Lots of people invested in Nokia are clearly questioning whether this transformation was the right thing to do, realizing the short-term financial outlook is pretty bad and cutting their ties. I don’t think that’s the way to look at the situation, however. The question isn’t whether Elop was right to follow this path. You may not agree with his decision to sign up with Microsoft  and use the Windows Phone platform, or to cut back on employees, but it’s clear that something had to be done.

The question is whether, in trying to fix what is broken, he’s going to leave Nokia in an even more perilous position. Not only do shareholders have to keep their faith in the idea that things can be turned around, but they have to remain untempted by the interest of rivals who might see an opportunity to swoop in.

After all, a substantial share price drop makes Nokia significantly cheaper: with a market cap that now stands at around $26 billion, it’s more affordable than ever. A company like Apple, which has built up a cash pile of almost $30 billion (in cash and short-term securities) as of the end of its most recent quarter, could purchase Nokia outright.

Obviously there’s not a great deal of incentive for Apple to do so, but that doesn’t mean there aren’t others who might be interested.

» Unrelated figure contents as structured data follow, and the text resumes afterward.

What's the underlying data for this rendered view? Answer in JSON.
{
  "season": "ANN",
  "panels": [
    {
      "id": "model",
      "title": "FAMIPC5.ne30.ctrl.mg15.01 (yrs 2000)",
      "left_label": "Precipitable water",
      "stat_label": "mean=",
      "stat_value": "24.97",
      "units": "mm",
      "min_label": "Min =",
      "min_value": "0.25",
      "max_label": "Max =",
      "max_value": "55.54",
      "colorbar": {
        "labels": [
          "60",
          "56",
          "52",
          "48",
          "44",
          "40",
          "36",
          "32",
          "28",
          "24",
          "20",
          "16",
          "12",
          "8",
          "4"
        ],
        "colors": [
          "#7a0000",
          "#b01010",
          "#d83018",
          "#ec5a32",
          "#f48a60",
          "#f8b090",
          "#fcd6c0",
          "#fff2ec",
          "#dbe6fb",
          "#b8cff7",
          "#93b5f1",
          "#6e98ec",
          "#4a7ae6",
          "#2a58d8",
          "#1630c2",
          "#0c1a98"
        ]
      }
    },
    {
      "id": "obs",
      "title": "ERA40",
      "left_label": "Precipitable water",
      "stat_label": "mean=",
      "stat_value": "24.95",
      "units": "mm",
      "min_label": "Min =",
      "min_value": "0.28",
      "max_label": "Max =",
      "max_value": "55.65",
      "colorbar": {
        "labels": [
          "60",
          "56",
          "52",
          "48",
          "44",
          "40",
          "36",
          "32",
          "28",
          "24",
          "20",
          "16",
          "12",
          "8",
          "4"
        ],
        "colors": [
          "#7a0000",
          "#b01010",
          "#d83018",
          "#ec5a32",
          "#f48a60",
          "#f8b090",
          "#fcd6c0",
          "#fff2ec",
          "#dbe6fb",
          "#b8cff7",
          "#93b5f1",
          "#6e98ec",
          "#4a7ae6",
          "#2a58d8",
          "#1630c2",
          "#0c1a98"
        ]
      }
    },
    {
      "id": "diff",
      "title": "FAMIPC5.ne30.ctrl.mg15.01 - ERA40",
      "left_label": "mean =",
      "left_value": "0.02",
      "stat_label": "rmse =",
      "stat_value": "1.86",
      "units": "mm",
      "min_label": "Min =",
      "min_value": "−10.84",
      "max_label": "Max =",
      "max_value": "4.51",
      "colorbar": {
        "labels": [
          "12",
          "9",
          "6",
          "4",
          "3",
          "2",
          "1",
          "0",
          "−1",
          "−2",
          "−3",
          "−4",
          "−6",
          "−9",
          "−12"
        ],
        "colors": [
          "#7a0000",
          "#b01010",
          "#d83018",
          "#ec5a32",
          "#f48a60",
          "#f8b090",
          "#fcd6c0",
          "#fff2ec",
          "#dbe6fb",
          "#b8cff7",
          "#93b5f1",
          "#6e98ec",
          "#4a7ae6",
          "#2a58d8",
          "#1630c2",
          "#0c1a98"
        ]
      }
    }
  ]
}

The rumors are already swirling that Microsoft — which has already already bought Skype for $8 billion — is considering an acquisition of its newly-minted partner. The idea of somebody else jumping in to gain access to the Finnish company’s considerable assets is not inconceivable.

Faith, however much you have, can only last so long… and until Elop can bring some good news, Nokia’s going to look more and more like a target each day.